Although the UAE is home to over a third of the 80 known species of cetaceans, few killer whales have been spotted in Abu Dhabi waters, much less caught on film.
Khalid Al Hashimi, Khalid Al Rumaithi and Saud Al Rumaithi alerted the Environment Agency - Abu Dhabi (EAD) and provided the agency with documented evidence through film footage and still photographs.
"I've never seen anything as magnificent as this before on any of our boat trips over the past years," said Khalid Al Rumaithi.
"There were about seven whales swimming in two groups. One of the whales was almost 10 metres in length and had its calf close by. We didn't feel any danger from them and they were a beautiful sight that we will never forget," he said.

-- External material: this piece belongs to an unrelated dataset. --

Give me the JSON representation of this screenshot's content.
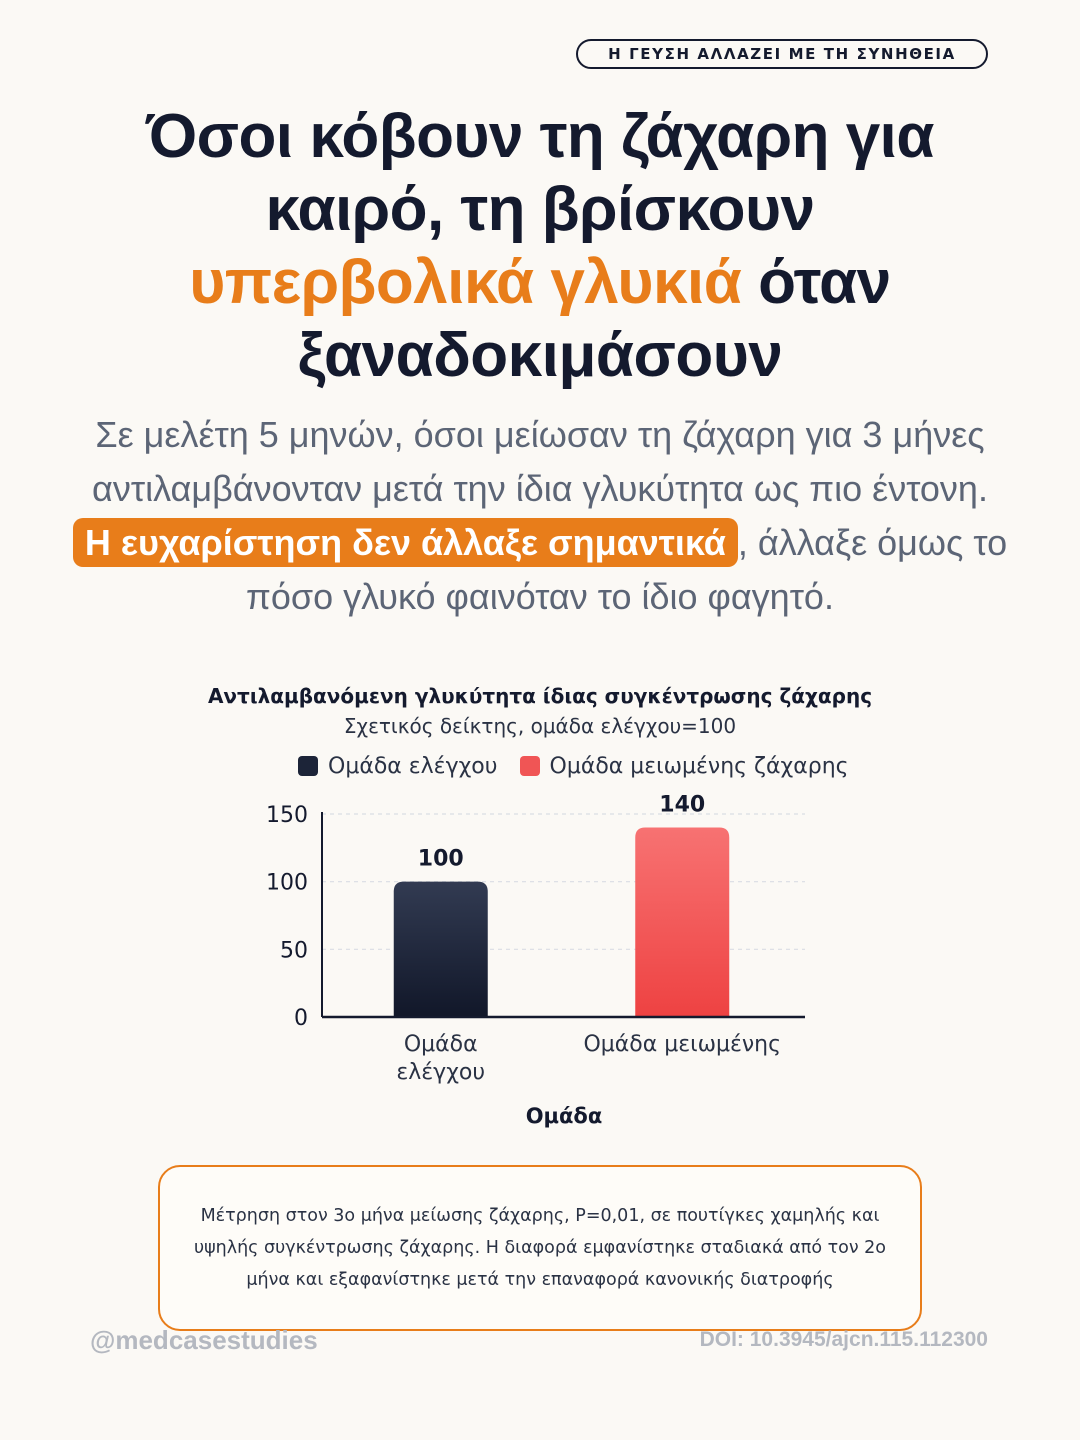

According to Thabit Zahran Al Abdul Salaam, Director of Marine Biodiversity Management at EAD, the killer whale, or Orcinus orca, despite the name, are not considered a threat to humans. There have, however, been isolated reports of captive killer whales attacking their handlers in Dolphinaria and marine theme parks. He noted that killer whales display sexual dimorphism in terms of size with males attaining 9.75 metres in length and females growing up to 8.5 metres.
Why the name
According to Thabit Zahran Al Abdul Salaam, Director of Marine Biodiversity Management at EAD, the killer whale, or Orcinus orca, belongs to the group of cetaceans, which includes whales and dolphins, but is not strictly a whale. It belongs to the oceanic dolphin family and is the largest species in the family.
"Killer whales are resourceful and opportunistic predators. They feed mostly on fish but are also known to hunt marine mammals, including sea lions, seals, and even large whales, hence the common name killer whale," he said.